Harbor View will provide you and your family with a birds-eye view of the huge U.S. and Canadian freighters loading limestone at the Port of Calcite. About 500 boatloads are shipped from this busy port each year, with each ship carrying 12,000-30,000 tons of stone. It provides an opportunity to watch the giant freighters loading that is unparalleled in the Lower Peninsula... and it’s FREE!
Hundreds of millions of tons of limestone have been shipped from the Port of Calcite since it opened in 1912, making it the busiest bulk cargo port in Michigan’s Lower Peninsula. No wonder—the port serves Michigan Limestone’s Calcite Plant, the world’s largest limestone quarry. Owned for many years by U.S. Steel, which used limestone in their steelmaking operations, Michigan Limestone is now a division of Oglebay Norton, Inc.
Two ships can load at once at the Calcite slip.

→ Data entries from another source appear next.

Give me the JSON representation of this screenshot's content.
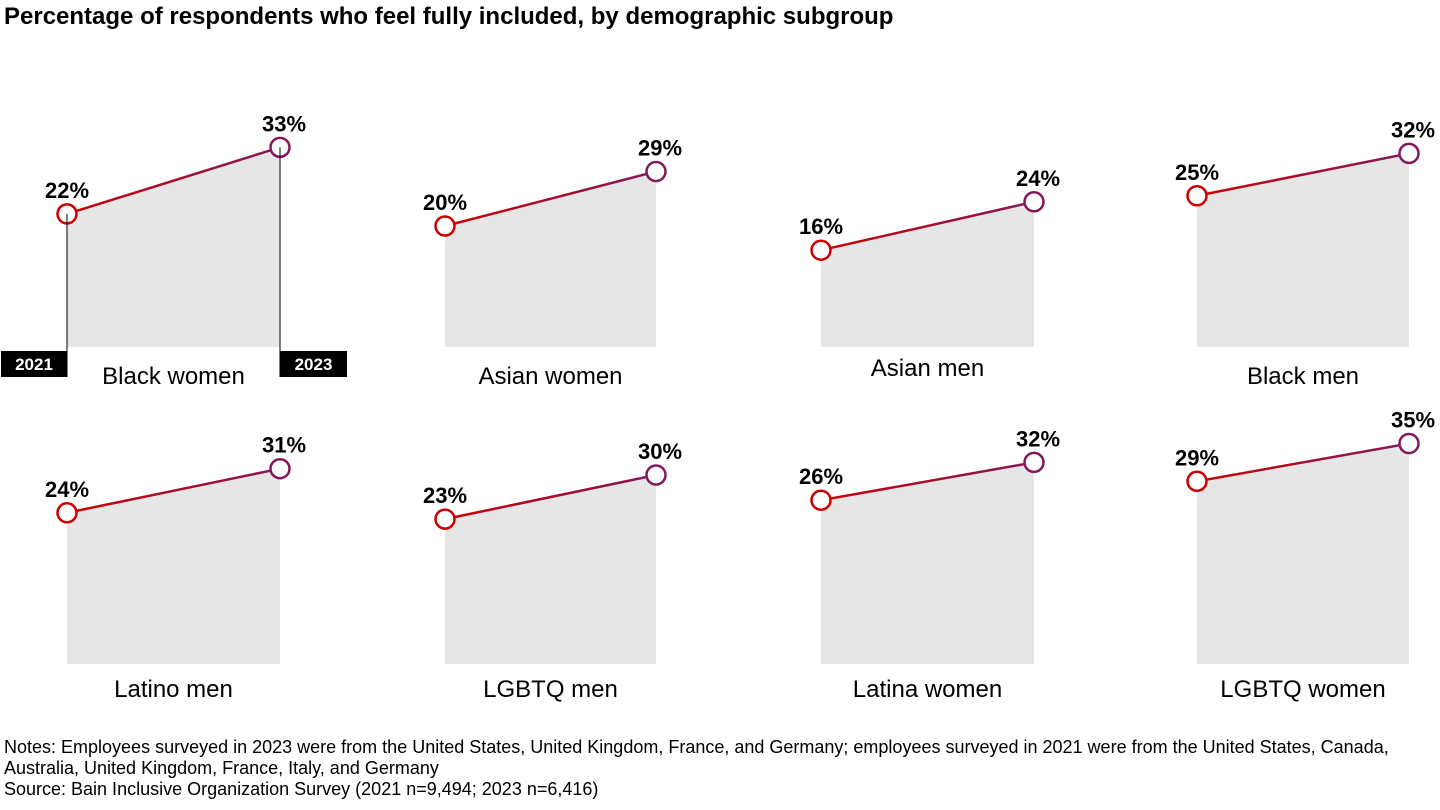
{
  "title": "Percentage of respondents who feel fully included, by demographic subgroup",
  "chart_data": {
    "type": "area",
    "title": "Percentage of respondents who feel fully included, by demographic subgroup",
    "x": [
      "2021",
      "2023"
    ],
    "unit": "%",
    "panels": [
      {
        "name": "Black women",
        "values": [
          22,
          33
        ],
        "labels": [
          "22%",
          "33%"
        ]
      },
      {
        "name": "Asian women",
        "values": [
          20,
          29
        ],
        "labels": [
          "20%",
          "29%"
        ]
      },
      {
        "name": "Asian men",
        "values": [
          16,
          24
        ],
        "labels": [
          "16%",
          "24%"
        ]
      },
      {
        "name": "Black men",
        "values": [
          25,
          32
        ],
        "labels": [
          "25%",
          "32%"
        ]
      },
      {
        "name": "Latino men",
        "values": [
          24,
          31
        ],
        "labels": [
          "24%",
          "31%"
        ]
      },
      {
        "name": "LGBTQ men",
        "values": [
          23,
          30
        ],
        "labels": [
          "23%",
          "30%"
        ]
      },
      {
        "name": "Latina women",
        "values": [
          26,
          32
        ],
        "labels": [
          "26%",
          "32%"
        ]
      },
      {
        "name": "LGBTQ women",
        "values": [
          29,
          35
        ],
        "labels": [
          "29%",
          "35%"
        ]
      }
    ],
    "colors": {
      "area": "#e6e6e6",
      "start": "#cc0000",
      "end": "#82195a",
      "year_tag": "#000000"
    }
  },
  "notes": {
    "line1": "Notes: Employees surveyed in 2023 were from the United States, United Kingdom, France, and Germany; employees surveyed in 2021 were from the United States, Canada, Australia, United Kingdom, France, Italy, and Germany",
    "source": "Source: Bain Inclusive Organization Survey (2021 n=9,494; 2023 n=6,416)"
  }
}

Here the John G. Munson is on the left, while the Buffalo is on the right. The Munson is a classic style freighter, with its pilothouse at the bow and its engine room at the stern. The Buffalo reflects a new design that emerged in the 1970s. Her engine room, pilothouse, and all accommodations are at her stern.
Limestone* is carried to the ships by an system of conveyor belts. Here, one of the two ship loaders at the port is dumping stone into the cargo hold of the Cason J. Callaway at the “south dock.” A second ship can be seen loading in the “north dock” slip next to the Callaway. The stone loaded at Calcite ranges from sand-sized “fines” to 5 ½-inch-diameter “sugar stone.”
In this view of the ship loader at the north dock, the operator’s control booth can be seen directly above the loading shuttle. The operator controls the movement of the shuttle, which can be moved in and out to evenly distribute cargo in the ship’s hold.
The operator also controls the amount of tonnage deposited in each hatch, based on instructions given to him by the ship’s deck officers.
The white skeleton-like structure above the loader in the top left of the photo is the ship’s unloading boom.
All of the ships that load at Calcite today are self-unloaders that can unload without the assistance of any shoreside equipment.
This photo shows the self-unloader Calcite II unloading limestone at a dock on the Rouge River at Detroit. The ship’s 250-foot-long unloading boom has been swung over the side to deposit the stone in a pile on the dock. A conveyor system carries the stone from the ship’s cargo hold to the conveyor belt enclosed within the unloading boom. The Calcite II was named in honor of the Calcite Plant at Rogers City.
Harbor View Port of Calcite is at 45.42n 83.76w. You can find driving directions here.
Harbor View is open from 8:00a.m. until dark during the shipping season, which runs from late March until around Christmas.
Call (989) 734-2117 to find our what boats are scheduled to load at Calcite.* Limestone is calcium carbonate that formed 100-500 years ago from compressed layers of plant and animal life that were deposited when the region was covered with a shallow saltwater sea. It is one of the most widely used of all minerals and a key ingredient in making steel, cement, concrete, and numerous agricultural and pharmaceutical products.